SOUND ADVICE
WHAT SOME YPO MEMBERS ARE SUGGESTING
The following are key, actionable steps from YPO members that have been compiled anonymously from a survey. An overwhelming majority of leaders have already taken action by implementing steps like increasing channels of communication, having new health and safety measures and cancelling events.
ACTING NOW.
“This black swan has compromised all our risk management matrices. What plans do we make to ensure our businesses survive it and emerge stronger? Our businesses need to adapt to minimise the impact and we need to be nimble in our responses. We will likely all take a hit from the economic impact of it but this too shall pass and preparing for what’s next is all we can do as leaders to maximise the odds for survival and success.”
COMMUNICATING WITH STAKEHOLDERS.
“Watch very closely but don’t overreact.
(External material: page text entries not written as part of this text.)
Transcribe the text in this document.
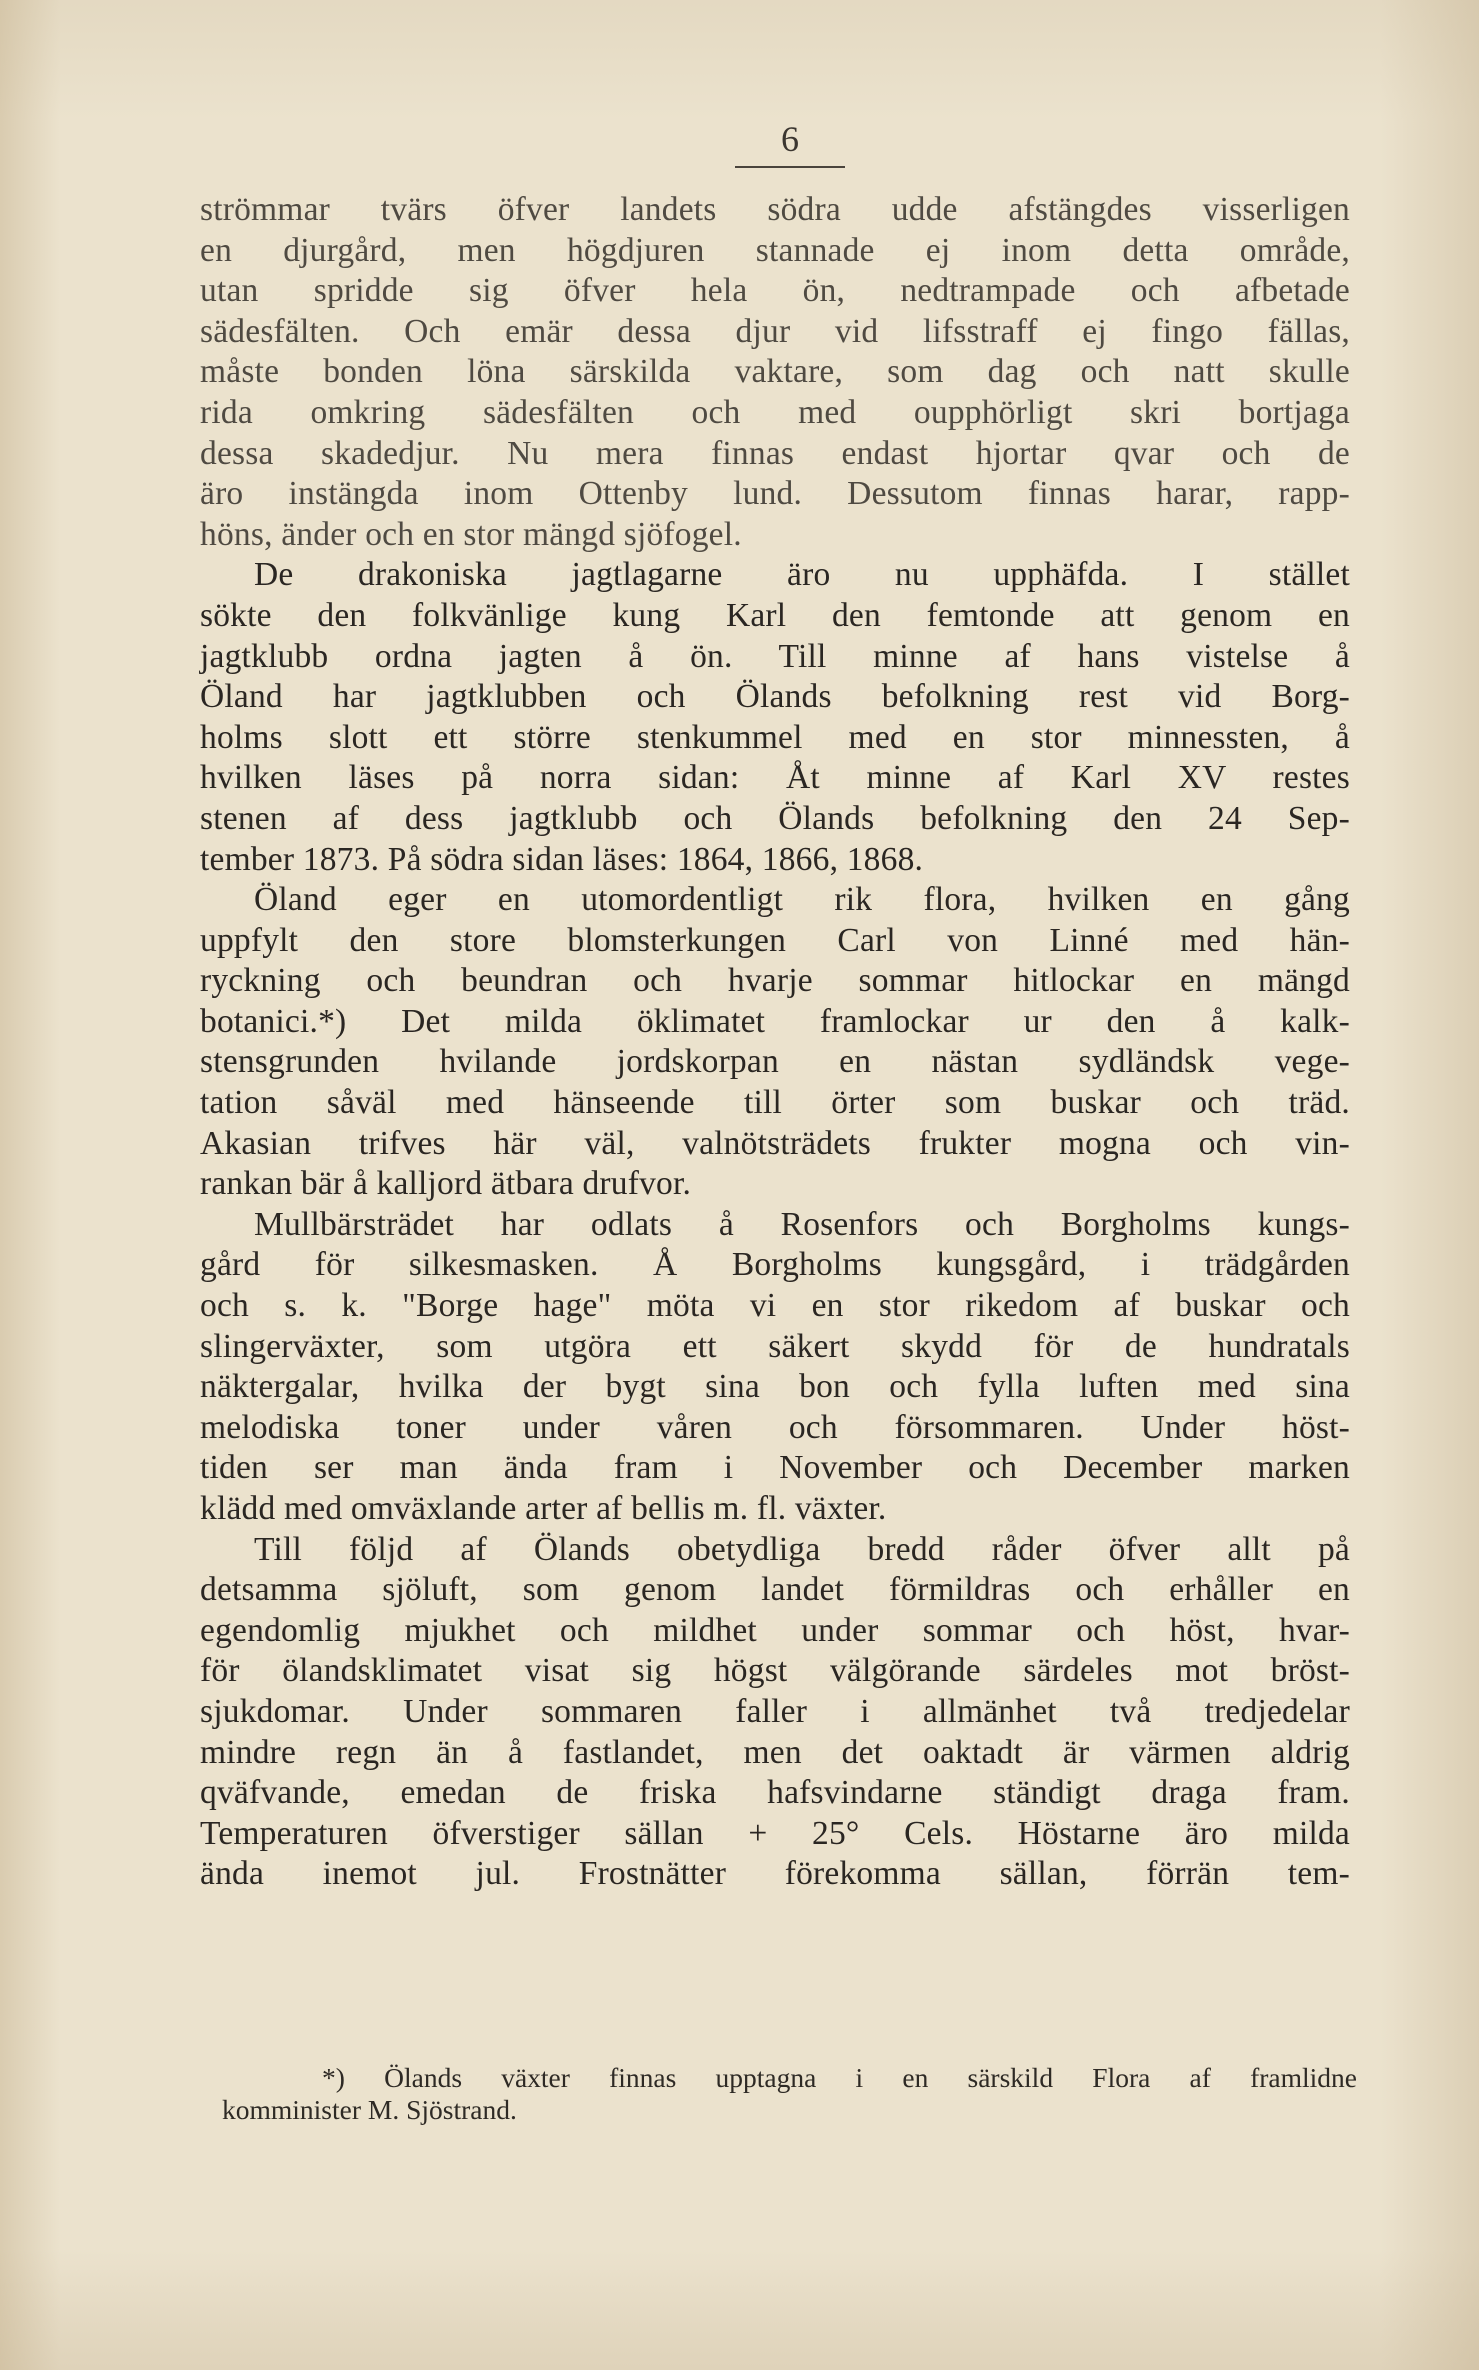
6
strömmar tvärs öfver landets södra udde afstängdes visserligen
en djurgård, men högdjuren stannade ej inom detta område,
utan spridde sig öfver hela ön, nedtrampade och afbetade
sädesfälten. Och emär dessa djur vid lifsstraff ej fingo fällas,
måste bonden löna särskilda vaktare, som dag och natt skulle
rida omkring sädesfälten och med oupphörligt skri bortjaga
dessa skadedjur. Nu mera finnas endast hjortar qvar och de
äro instängda inom Ottenby lund. Dessutom finnas harar, rapp-
höns, änder och en stor mängd sjöfogel.
De drakoniska jagtlagarne äro nu upphäfda. I stället
sökte den folkvänlige kung Karl den femtonde att genom en
jagtklubb ordna jagten å ön. Till minne af hans vistelse å
Öland har jagtklubben och Ölands befolkning rest vid Borg-
holms slott ett större stenkummel med en stor minnessten, å
hvilken läses på norra sidan: Åt minne af Karl XV restes
stenen af dess jagtklubb och Ölands befolkning den 24 Sep-
tember 1873. På södra sidan läses: 1864, 1866, 1868.
Öland eger en utomordentligt rik flora, hvilken en gång
uppfylt den store blomsterkungen Carl von Linné med hän-
ryckning och beundran och hvarje sommar hitlockar en mängd
botanici.*) Det milda öklimatet framlockar ur den å kalk-
stensgrunden hvilande jordskorpan en nästan sydländsk vege-
tation såväl med hänseende till örter som buskar och träd.
Akasian trifves här väl, valnötsträdets frukter mogna och vin-
rankan bär å kalljord ätbara drufvor.
Mullbärsträdet har odlats å Rosenfors och Borgholms kungs-
gård för silkesmasken. Å Borgholms kungsgård, i trädgården
och s. k. "Borge hage" möta vi en stor rikedom af buskar och
slingerväxter, som utgöra ett säkert skydd för de hundratals
näktergalar, hvilka der bygt sina bon och fylla luften med sina
melodiska toner under våren och försommaren. Under höst-
tiden ser man ända fram i November och December marken
klädd med omväxlande arter af bellis m. fl. växter.
Till följd af Ölands obetydliga bredd råder öfver allt på
detsamma sjöluft, som genom landet förmildras och erhåller en
egendomlig mjukhet och mildhet under sommar och höst, hvar-
för ölandsklimatet visat sig högst välgörande särdeles mot bröst-
sjukdomar. Under sommaren faller i allmänhet två tredjedelar
mindre regn än å fastlandet, men det oaktadt är värmen aldrig
qväfvande, emedan de friska hafsvindarne ständigt draga fram.
Temperaturen öfverstiger sällan + 25° Cels. Höstarne äro milda
ända inemot jul. Frostnätter förekomma sällan, förrän tem-
*) Ölands växter finnas upptagna i en särskild Flora af framlidne
komminister M. Sjöstrand.
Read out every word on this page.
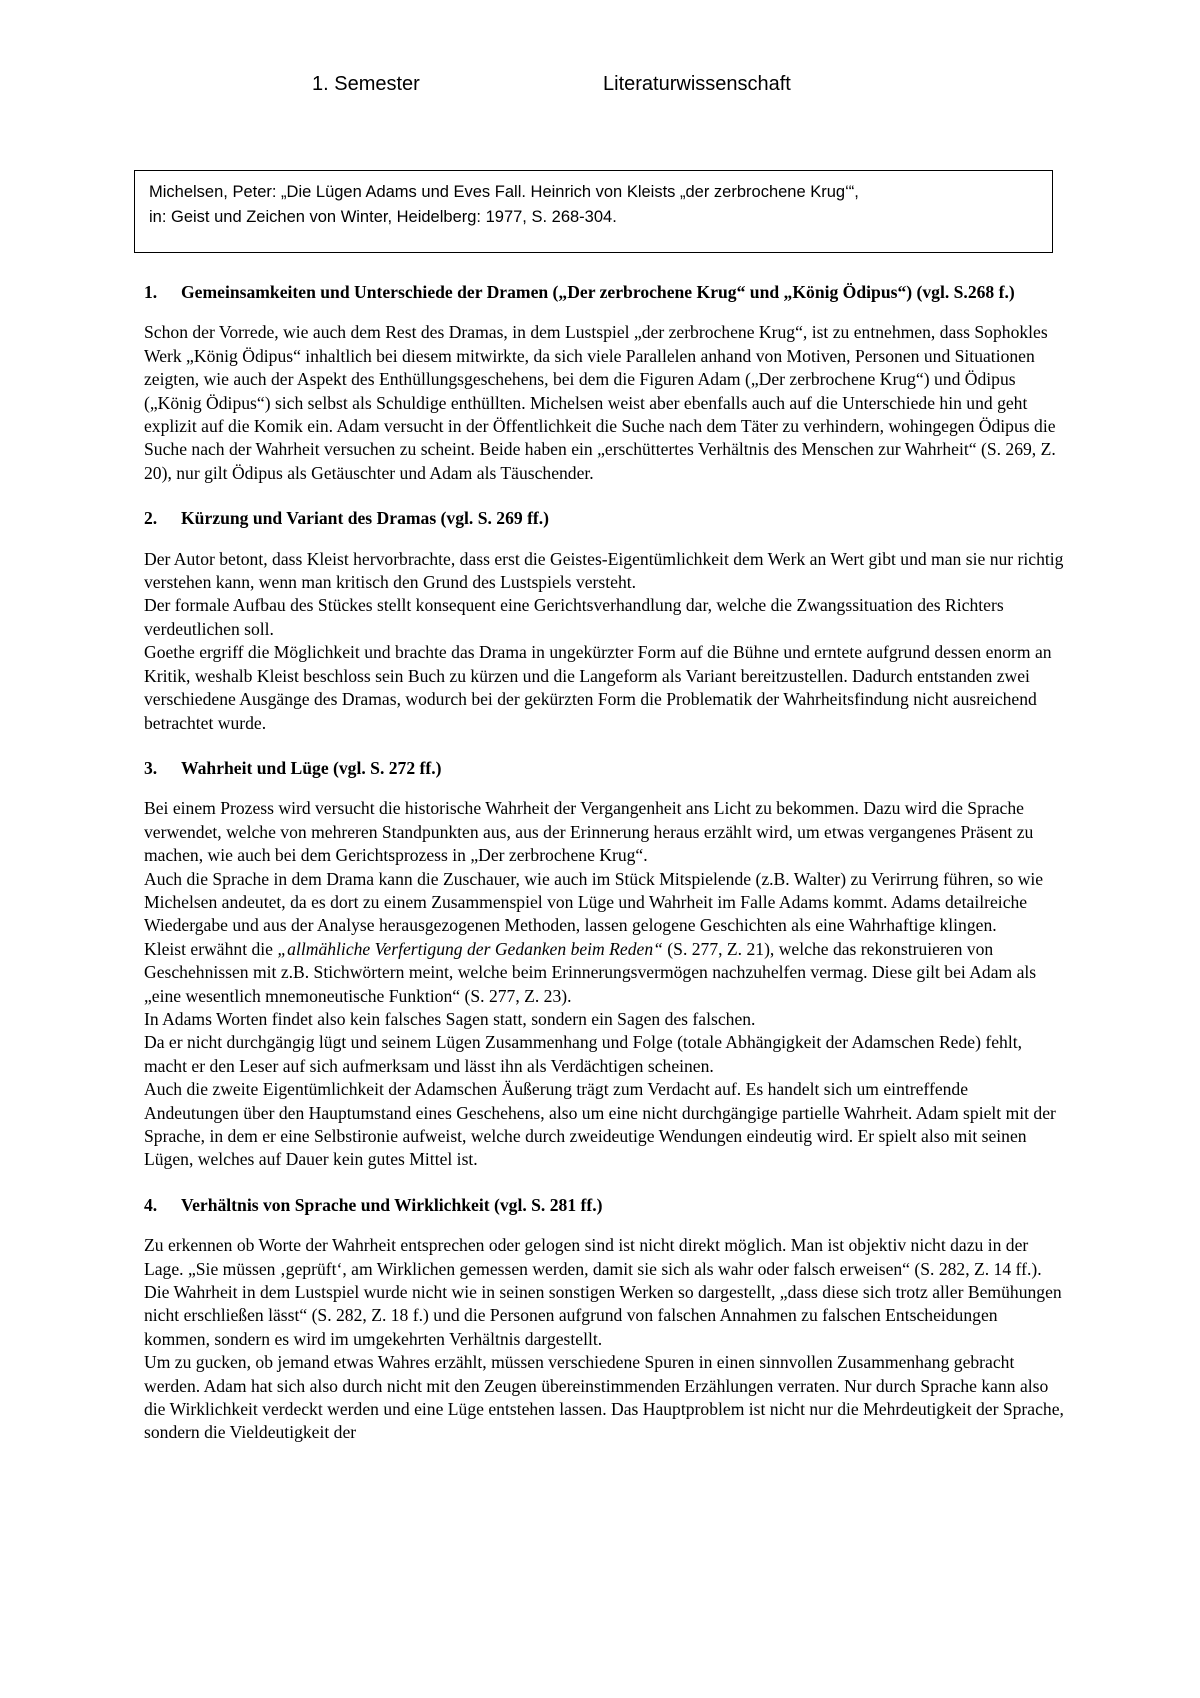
1. Semester	Literaturwissenschaft
Michelsen, Peter: „Die Lügen Adams und Eves Fall. Heinrich von Kleists „der zerbrochene Krug‘“,
in: Geist und Zeichen von Winter, Heidelberg: 1977, S. 268-304.
1.	Gemeinsamkeiten und Unterschiede der Dramen („Der zerbrochene Krug“ und „König Ödipus“) (vgl. S.268 f.)

Schon der Vorrede, wie auch dem Rest des Dramas, in dem Lustspiel „der zerbrochene Krug“, ist zu entnehmen, dass Sophokles Werk „König Ödipus“ inhaltlich bei diesem mitwirkte, da sich viele Parallelen anhand von Motiven, Personen und Situationen zeigten, wie auch der Aspekt des Enthüllungsgeschehens, bei dem die Figuren Adam („Der zerbrochene Krug“) und Ödipus („König Ödipus“) sich selbst als Schuldige enthüllten. Michelsen weist aber ebenfalls auch auf die Unterschiede hin und geht explizit auf die Komik ein. Adam versucht in der Öffentlichkeit die Suche nach dem Täter zu verhindern, wohingegen Ödipus die Suche nach der Wahrheit versuchen zu scheint. Beide haben ein „erschüttertes Verhältnis des Menschen zur Wahrheit“ (S. 269, Z. 20), nur gilt Ödipus als Getäuschter und Adam als Täuschender.

2.	Kürzung und Variant des Dramas (vgl. S. 269 ff.)

Der Autor betont, dass Kleist hervorbrachte, dass erst die Geistes-Eigentümlichkeit dem Werk an Wert gibt und man sie nur richtig verstehen kann, wenn man kritisch den Grund des Lustspiels versteht.

Der formale Aufbau des Stückes stellt konsequent eine Gerichtsverhandlung dar, welche die Zwangssituation des Richters verdeutlichen soll.

Goethe ergriff die Möglichkeit und brachte das Drama in ungekürzter Form auf die Bühne und erntete aufgrund dessen enorm an Kritik, weshalb Kleist beschloss sein Buch zu kürzen und die Langeform als Variant bereitzustellen. Dadurch entstanden zwei verschiedene Ausgänge des Dramas, wodurch bei der gekürzten Form die Problematik der Wahrheitsfindung nicht ausreichend betrachtet wurde.

3.	Wahrheit und Lüge (vgl. S. 272 ff.)

Bei einem Prozess wird versucht die historische Wahrheit der Vergangenheit ans Licht zu bekommen. Dazu wird die Sprache verwendet, welche von mehreren Standpunkten aus, aus der Erinnerung heraus erzählt wird, um etwas vergangenes Präsent zu machen, wie auch bei dem Gerichtsprozess in „Der zerbrochene Krug“.

Auch die Sprache in dem Drama kann die Zuschauer, wie auch im Stück Mitspielende (z.B. Walter) zu Verirrung führen, so wie Michelsen andeutet, da es dort zu einem Zusammenspiel von Lüge und Wahrheit im Falle Adams kommt. Adams detailreiche Wiedergabe und aus der Analyse herausgezogenen Methoden, lassen gelogene Geschichten als eine Wahrhaftige klingen.

Kleist erwähnt die „allmähliche Verfertigung der Gedanken beim Reden“ (S. 277, Z. 21), welche das rekonstruieren von Geschehnissen mit z.B. Stichwörtern meint, welche beim Erinnerungsvermögen nachzuhelfen vermag. Diese gilt bei Adam als „eine wesentlich mnemoneutische Funktion“ (S. 277, Z. 23).

In Adams Worten findet also kein falsches Sagen statt, sondern ein Sagen des falschen.

Da er nicht durchgängig lügt und seinem Lügen Zusammenhang und Folge (totale Abhängigkeit der Adamschen Rede) fehlt, macht er den Leser auf sich aufmerksam und lässt ihn als Verdächtigen scheinen.

Auch die zweite Eigentümlichkeit der Adamschen Äußerung trägt zum Verdacht auf. Es handelt sich um eintreffende Andeutungen über den Hauptumstand eines Geschehens, also um eine nicht durchgängige partielle Wahrheit. Adam spielt mit der Sprache, in dem er eine Selbstironie aufweist, welche durch zweideutige Wendungen eindeutig wird. Er spielt also mit seinen Lügen, welches auf Dauer kein gutes Mittel ist.

4.	Verhältnis von Sprache und Wirklichkeit (vgl. S. 281 ff.)

Zu erkennen ob Worte der Wahrheit entsprechen oder gelogen sind ist nicht direkt möglich. Man ist objektiv nicht dazu in der Lage. „Sie müssen ‚geprüft‘, am Wirklichen gemessen werden, damit sie sich als wahr oder falsch erweisen“ (S. 282, Z. 14 ff.).

Die Wahrheit in dem Lustspiel wurde nicht wie in seinen sonstigen Werken so dargestellt, „dass diese sich trotz aller Bemühungen nicht erschließen lässt“ (S. 282, Z. 18 f.) und die Personen aufgrund von falschen Annahmen zu falschen Entscheidungen kommen, sondern es wird im umgekehrten Verhältnis dargestellt.

Um zu gucken, ob jemand etwas Wahres erzählt, müssen verschiedene Spuren in einen sinnvollen Zusammenhang gebracht werden. Adam hat sich also durch nicht mit den Zeugen übereinstimmenden Erzählungen verraten. Nur durch Sprache kann also die Wirklichkeit verdeckt werden und eine Lüge entstehen lassen. Das Hauptproblem ist nicht nur die Mehrdeutigkeit der Sprache, sondern die Vieldeutigkeit der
Help employees quantify risks and relentlessly communicate the company plans to address the illness if detected in your company. Address the fears but project confidence in your ability to manage through the pandemic. Bring in outside experts, if necessary, to help employees differentiate between media hype and facts. Take the same measures with clients.”
PROTECTING THE COMMUNITY.
“Join in what your community is doing. In Silicon Valley, we are working to stop the spread by having everybody stop travelling and going to the office. It’s a mini self-quarantine in our backyard. If we can stop it, we’ll save our community and the world a lot of pain and deaths. Protect your employees and they will thank you for it.”
ENSURING FINANCIAL RESILIENCY.
“It’s time to aggressively free up operating expenses and de-risk as much as possible. This is a crucial step to creating some level of flexibility – a commodity most organisations will be looking for very soon. The speed and ferocity in which news comes must be addressed immediately with meaningful crisis communications. There will be some short- and long-term adjustments that conflict with the agile, lean, just-in-time world we’ve grown to love. Despite a healthy amount of progress in the last decade, the newest innovation craze will be diversification.”